Development uses a time-driven cadence and feature proposals via JEPs (JDK Enhancement Proposals) originating from teams at Oracle Labs, Red Hat, IBM Research, and community contributors associated with AdoptOpenJDK and Eclipse Temurin. The six-month release cadence introduced by Oracle Corporation replaced earlier multi-year cycles, aligning with practices used by projects in Linux Foundation ecosystems. Continuous integration and testing are performed on infrastructure provided by entities such as CI/CD providers and corporate build farms operated by Red Hat and Oracle Corporation.

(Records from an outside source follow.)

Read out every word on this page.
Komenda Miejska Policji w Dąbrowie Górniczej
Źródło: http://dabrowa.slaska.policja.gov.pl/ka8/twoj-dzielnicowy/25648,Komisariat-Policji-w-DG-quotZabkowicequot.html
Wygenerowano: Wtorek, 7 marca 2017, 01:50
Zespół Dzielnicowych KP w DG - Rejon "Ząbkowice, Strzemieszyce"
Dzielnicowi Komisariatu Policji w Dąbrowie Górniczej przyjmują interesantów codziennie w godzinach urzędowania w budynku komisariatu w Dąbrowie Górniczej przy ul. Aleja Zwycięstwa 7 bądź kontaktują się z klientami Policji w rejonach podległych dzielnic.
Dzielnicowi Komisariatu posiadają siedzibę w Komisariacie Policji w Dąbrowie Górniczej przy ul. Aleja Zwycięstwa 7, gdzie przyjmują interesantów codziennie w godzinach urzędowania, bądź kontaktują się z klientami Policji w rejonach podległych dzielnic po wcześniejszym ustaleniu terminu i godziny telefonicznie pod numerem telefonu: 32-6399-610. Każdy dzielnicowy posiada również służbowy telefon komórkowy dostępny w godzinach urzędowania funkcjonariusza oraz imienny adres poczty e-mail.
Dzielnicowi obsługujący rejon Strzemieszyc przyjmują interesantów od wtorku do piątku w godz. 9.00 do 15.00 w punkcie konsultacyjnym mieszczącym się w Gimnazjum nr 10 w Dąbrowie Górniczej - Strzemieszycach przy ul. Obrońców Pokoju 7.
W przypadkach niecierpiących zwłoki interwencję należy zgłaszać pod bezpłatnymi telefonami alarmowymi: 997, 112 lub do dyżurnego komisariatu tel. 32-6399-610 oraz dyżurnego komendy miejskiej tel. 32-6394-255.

Feature development often references specifications handled by the Java Community Process and standards discussions involving industry groups like ISO and academic collaborators at Carnegie Mellon University.

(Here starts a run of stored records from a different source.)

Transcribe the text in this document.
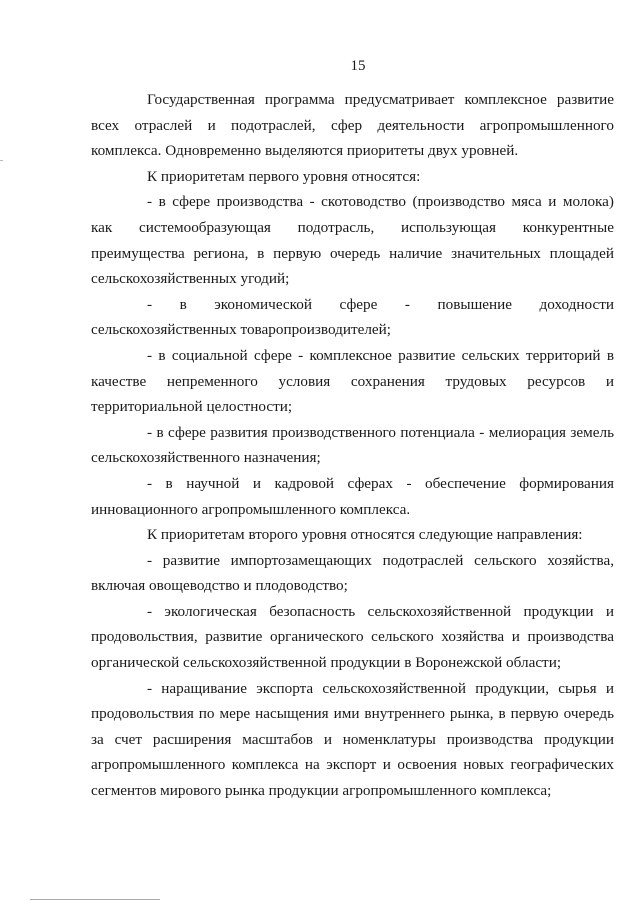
15

Государственная программа предусматривает комплексное развитие всех отраслей и подотраслей, сфер деятельности агропромышленного комплекса. Одновременно выделяются приоритеты двух уровней.

К приоритетам первого уровня относятся:

- в сфере производства - скотоводство (производство мяса и молока) как системообразующая подотрасль, использующая конкурентные преимущества региона, в первую очередь наличие значительных площадей сельскохозяйственных угодий;

- в экономической сфере - повышение доходности сельскохозяйственных товаропроизводителей;

- в социальной сфере - комплексное развитие сельских территорий в качестве непременного условия сохранения трудовых ресурсов и территориальной целостности;

- в сфере развития производственного потенциала - мелиорация земель сельскохозяйственного назначения;

- в научной и кадровой сферах - обеспечение формирования инновационного агропромышленного комплекса.

К приоритетам второго уровня относятся следующие направления:

- развитие импортозамещающих подотраслей сельского хозяйства, включая овощеводство и плодоводство;

- экологическая безопасность сельскохозяйственной продукции и продовольствия, развитие органического сельского хозяйства и производства органической сельскохозяйственной продукции в Воронежской области;

- наращивание экспорта сельскохозяйственной продукции, сырья и продовольствия по мере насыщения ими внутреннего рынка, в первую очередь за счет расширения масштабов и номенклатуры производства продукции агропромышленного комплекса на экспорт и освоения новых географических сегментов мирового рынка продукции агропромышленного комплекса;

Performance and compatibility

Performance optimizations arise from contributions by research groups at Oracle Labs, IBM Research, Red Hat Research, and independent teams like Azul Systems and BellSoft. Garbage collector options (G1, ZGC, Shenandoah) reflect work from Oracle Corporation, Red Hat, and Google-influenced research discussions, while JIT and AOT compilation improvements trace to historical developments involving Sun Microsystems and HotSpot contributors. Compatibility testing uses the Java Compatibility Kit shaped by the Java Community Process, with vendors such as Oracle Corporation, Red Hat, IBM, and SAP SE validating compliance for enterprise deployments used by organizations like Netflix, Amazon Web Services, Google Cloud, and Red Hat customers.

Adoption and ecosystem

OpenJDK is widely adopted across cloud providers, Linux distributions, and enterprise vendors. Major cloud platforms including Amazon Web Services, Google Cloud Platform, Microsoft Azure offer OpenJDK-based runtimes; Linux distributions such as Debian, Ubuntu, Fedora, Red Hat Enterprise Linux, and SUSE Linux Enterprise Server package OpenJDK builds; and container ecosystems like Docker and orchestration systems such as Kubernetes run Java applications on OpenJDK. Frameworks and projects including Spring Framework, Apache Tomcat, Hibernate ORM, Eclipse IDE, IntelliJ IDEA, Gradle, and Maven interoperate with OpenJDK builds maintained by communities like AdoptOpenJDK and vendor efforts at Azul Systems and BellSoft.

Security and maintenance

Security maintenance is coordinated by corporate security teams at Oracle Corporation, Red Hat, IBM, and community responders from AdoptOpenJDK and Eclipse Temurin, with disclosure processes aligned to industry practices influenced by organizations such as CERT Coordination Center and CVE Program. Patch releases, long-term support efforts, and vulnerability management are performed in collaboration with distribution maintainers for Debian, Ubuntu, Fedora, and Red Hat Enterprise Linux, and cloud operators at Amazon Web Services and Google Cloud Platform to ensure mitigation for CVEs and coordinated updates during security advisories issued by entities including US-CERT.